Venue: The Fuqua School of Business, Duke University, 1 Towerview Drive, Durham, NC 27708-0120
Presentation
Issues in Measuring the Contribution of Obesity to Rising Health Spending
Point-in-time estimates suggest that spending per obese person is more than one-third higher than spending per normal-weight person in the United States. It does not necessarily follow that rising obesity prevalence can explain a large portion of spending growth, however. (By analogy, per-capita spending among the elderly is much higher than among the nonelderly, but aging itself explains only a modest amount of spending growth.) For 1987 and 2001, we estimate spending levels and population shares by body-weight status (distinguishing underweight, normal weight, overweight, obese, and morbidly obese persons based on standard body-mass index, or BMI, criteria) in order to estimate the effect of changes in the population BMI distribution on spending.

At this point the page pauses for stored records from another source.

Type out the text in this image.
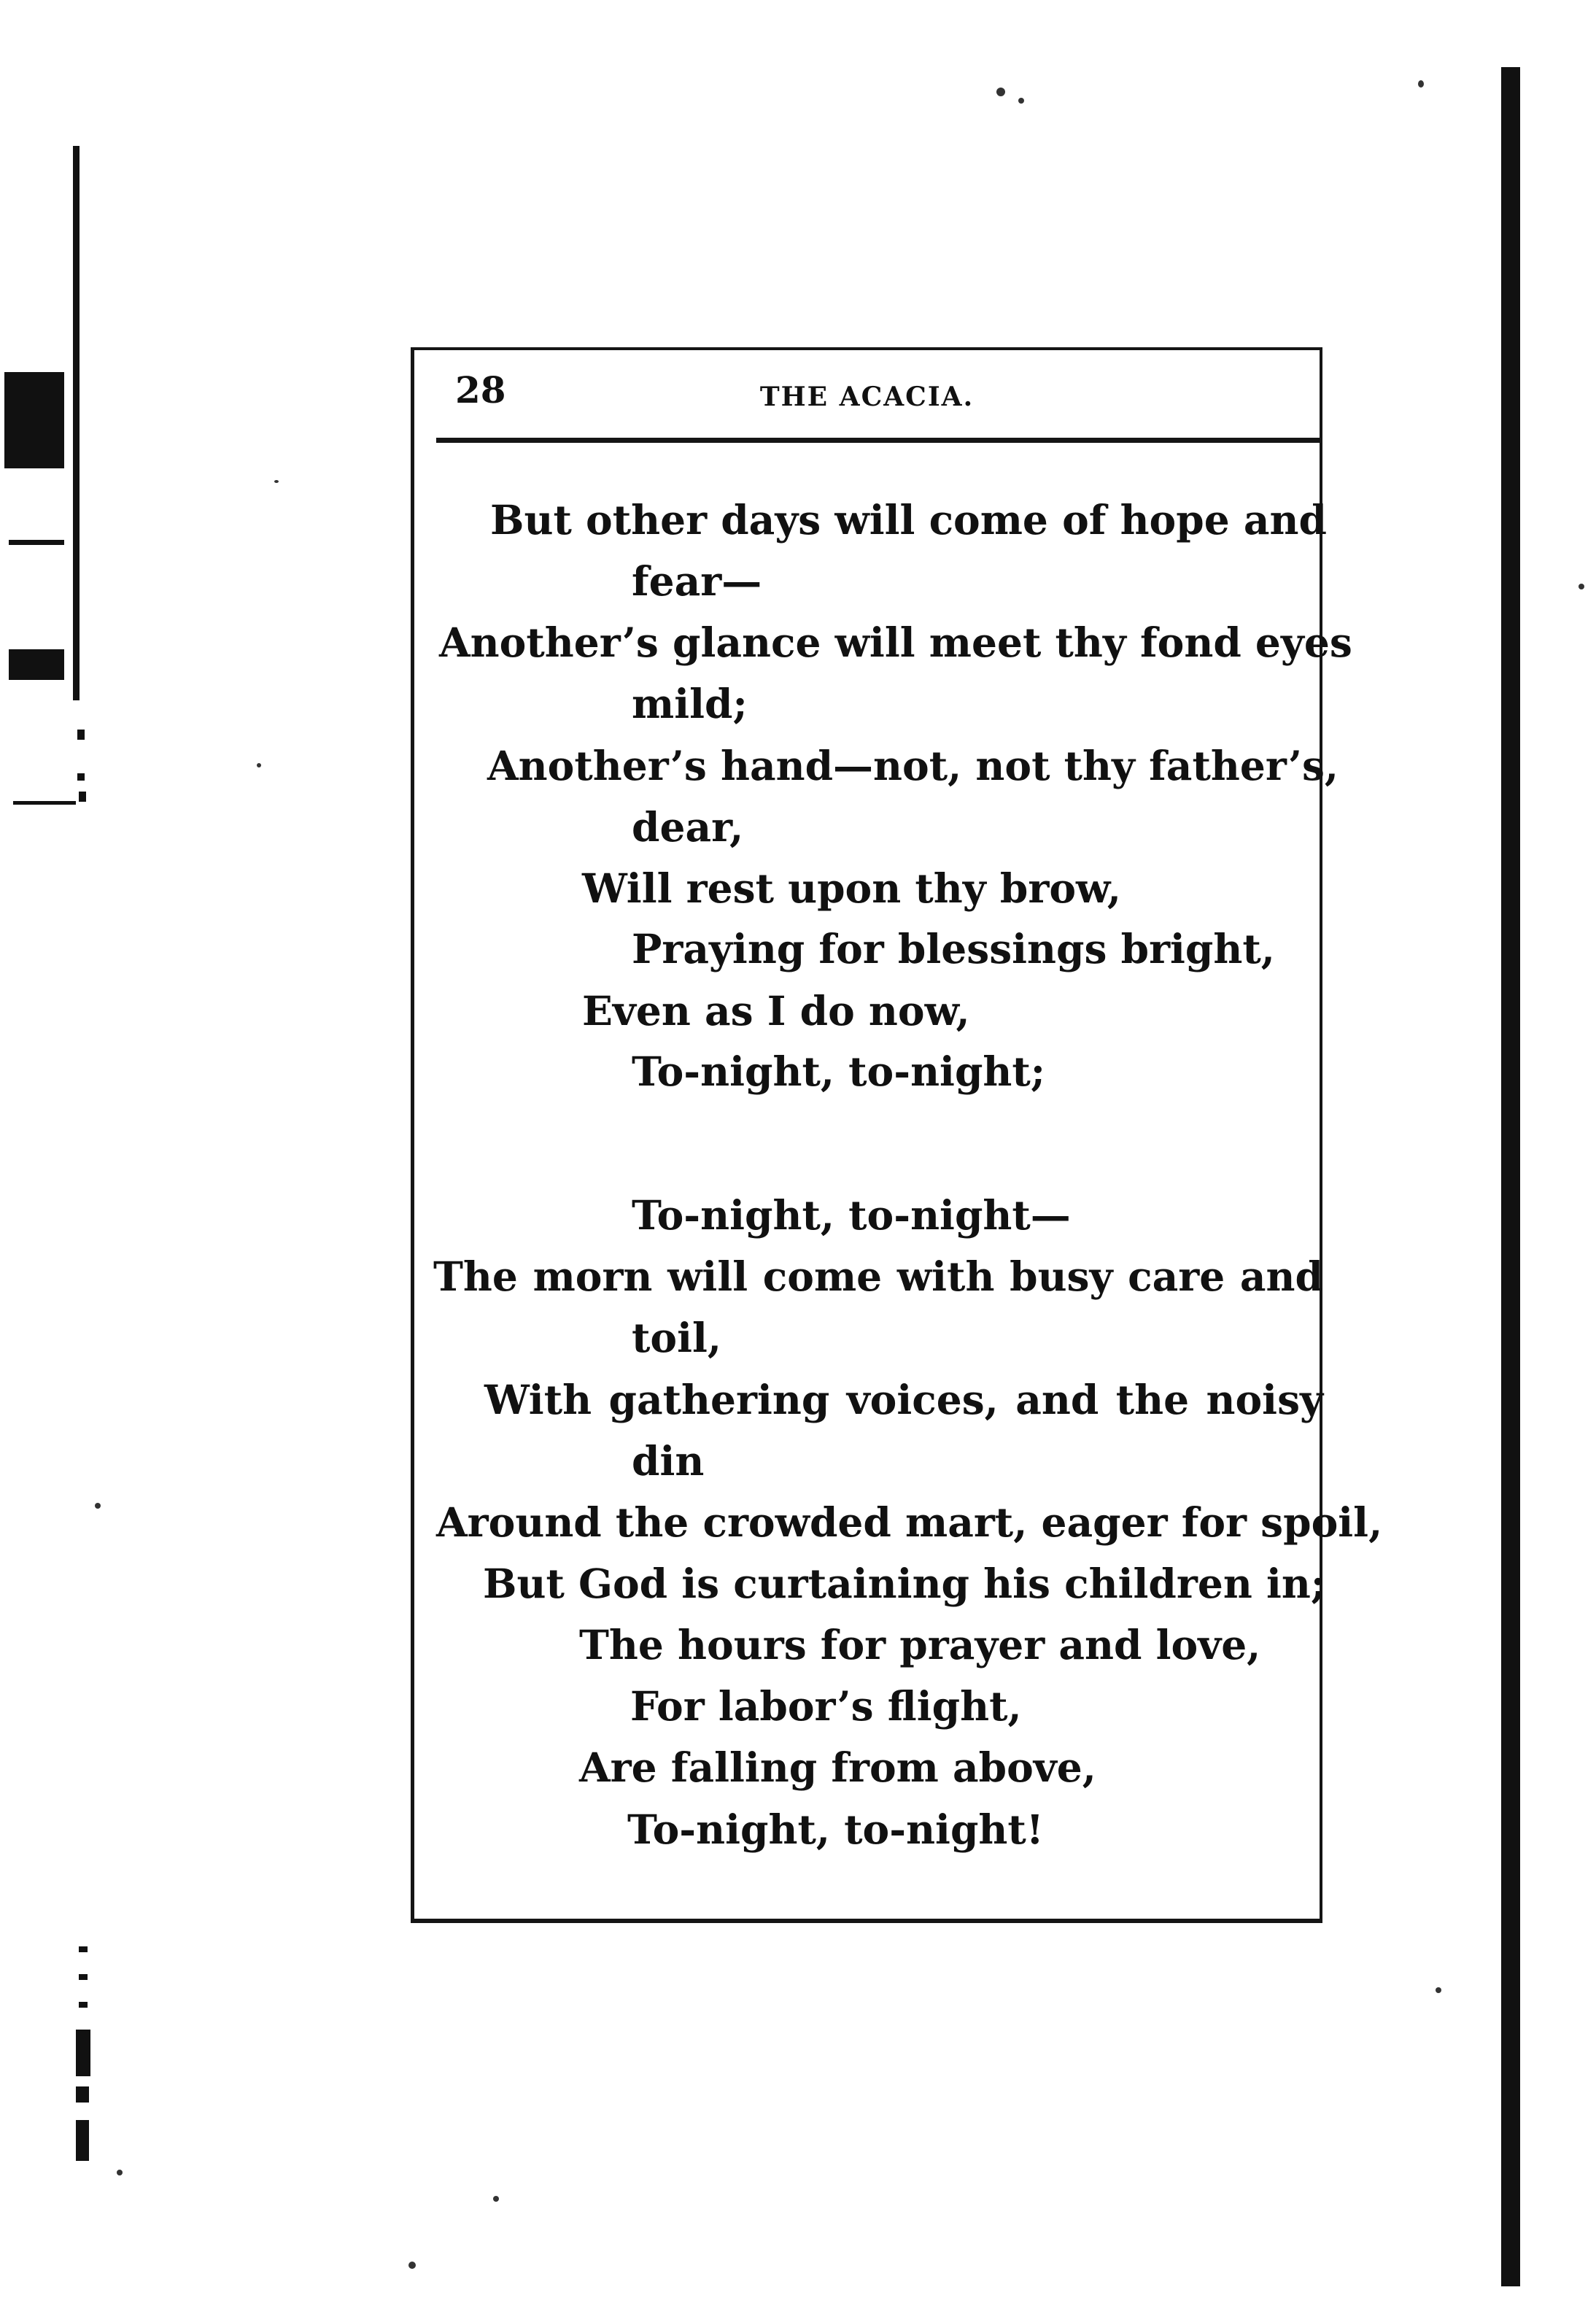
28	THE ACACIA.
But other days will come of hope and
fear—
Another’s glance will meet thy fond eyes
mild;
Another’s hand—not, not thy father’s,
dear,
Will rest upon thy brow,
Praying for blessings bright,
Even as I do now,
To-night, to-night;
To-night, to-night—
The morn will come with busy care and
toil,
With gathering voices, and the noisy
din
Around the crowded mart, eager for spoil,
But God is curtaining his children in;
The hours for prayer and love,
For labor’s flight,
Are falling from above,
To-night, to-night!
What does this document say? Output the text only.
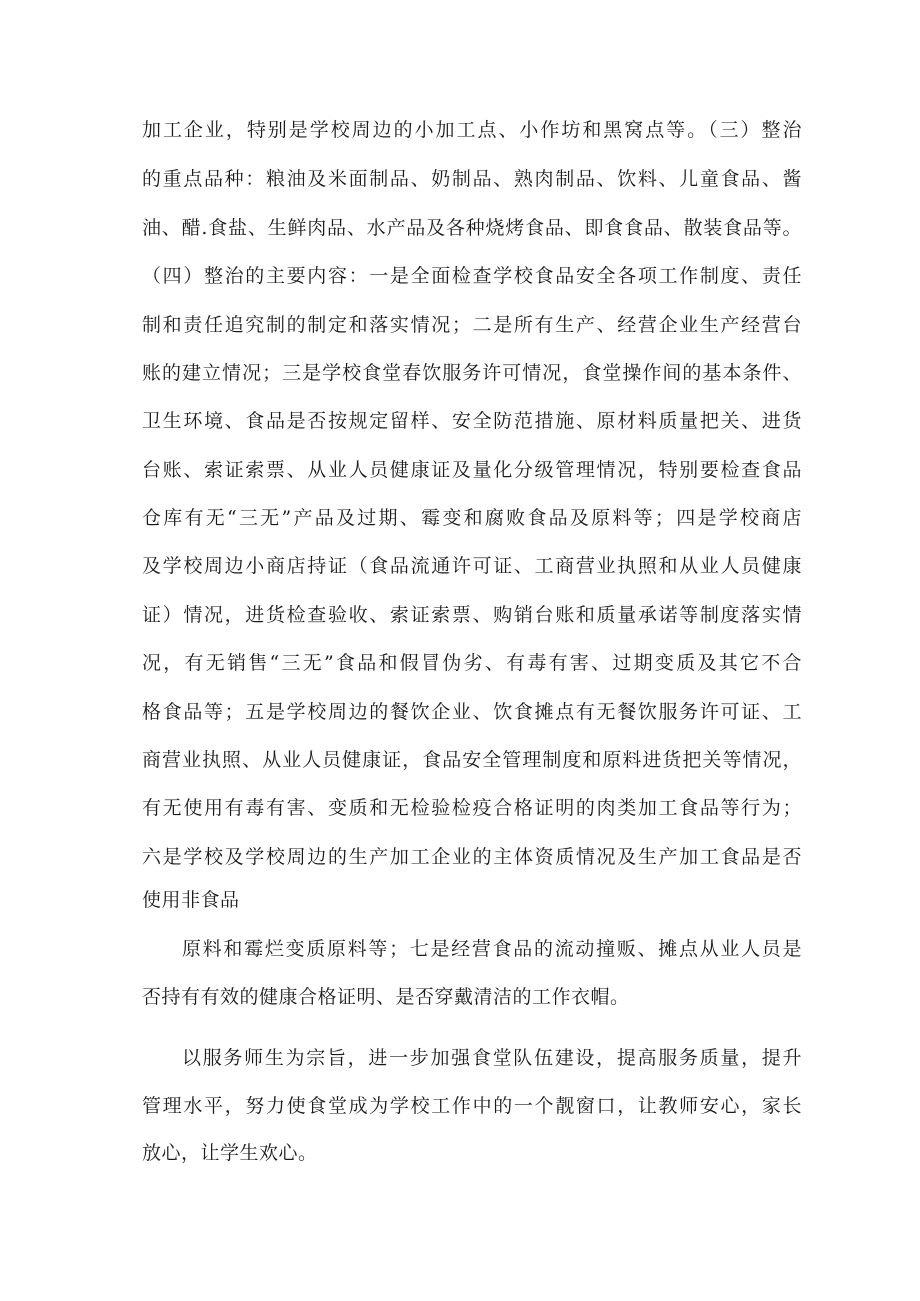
加工企业，特别是学校周边的小加工点、小作坊和黑窝点等。（三）整治
的重点品种：粮油及米面制品、奶制品、熟肉制品、饮料、儿童食品、酱
油、醋.食盐、生鲜肉品、水产品及各种烧烤食品、即食食品、散装食品等。
（四）整治的主要内容：一是全面检查学校食品安全各项工作制度、责任
制和责任追究制的制定和落实情况；二是所有生产、经营企业生产经营台
账的建立情况；三是学校食堂春饮服务许可情况，食堂操作间的基本条件、
卫生环境、食品是否按规定留样、安全防范措施、原材料质量把关、进货
台账、索证索票、从业人员健康证及量化分级管理情况，特别要检查食品
仓库有无“三无”产品及过期、霉变和腐败食品及原料等；四是学校商店
及学校周边小商店持证（食品流通许可证、工商营业执照和从业人员健康
证）情况，进货检查验收、索证索票、购销台账和质量承诺等制度落实情
况，有无销售“三无”食品和假冒伪劣、有毒有害、过期变质及其它不合
格食品等；五是学校周边的餐饮企业、饮食摊点有无餐饮服务许可证、工
商营业执照、从业人员健康证，食品安全管理制度和原料进货把关等情况，
有无使用有毒有害、变质和无检验检疫合格证明的肉类加工食品等行为；
六是学校及学校周边的生产加工企业的主体资质情况及生产加工食品是否
使用非食品
原料和霉烂变质原料等；七是经营食品的流动撞贩、摊点从业人员是
否持有有效的健康合格证明、是否穿戴清洁的工作衣帽。
以服务师生为宗旨，进一步加强食堂队伍建设，提高服务质量，提升
管理水平，努力使食堂成为学校工作中的一个靓窗口，让教师安心，家长
放心，让学生欢心。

Changes in spending can result from either shifts in the population's BMI distribution or from changes in mean spending by BMI status. To estimate the contribution of body weight changes to spending growth, the appropriate counterfactual analysis would allow the BMI distribution (prevalence) to change while holding all other factors constant. Alternative methods yield different answers. A 'Paasche' type of approach is to freeze relative spending by BMI category at 1987 levels, then estimate what mean per-capita spending would have been in 2001 if nothing changed other than the BMI distribution. A 'Laspeyres' approach is to allow spending by BMI category to reach 2001 levels, then undo the effect of rising obesity by applying the 1987 BMI breakdown.
Since the estimated 'obesity effect' is highly sensitive to the choice of approach, the method used should be explicit. The appropriate choice depends on context. The Paasche approach, which is appropriate for a discussion concerning sources of long-term cost growth ('how much of spending growth has resulted from the obesity epidemic?'), yields an estimate of only about 4 percent. In contrast, the Laspeyres approach, which is preferable for a discussion on what could happen to spending in the future if we returned to a past BMI distribution, yields an estimated obesity contribution of 15 percent.
Estimates such as these may be biased by endogeneity of obesity prevalence to technological changes in medicine. Much of the change in obesity prevalence is due to reliably-exogenous factors such as diet and exercise behavior, but part of it may result from improvements in the medical management of chronic illnesses that have enabled some patients to live longer. Simple calculations like the ones above could therefore overstate the impact of obesity on spending growth. A similar point can be made about changes in the prevalence of chronic illnesses.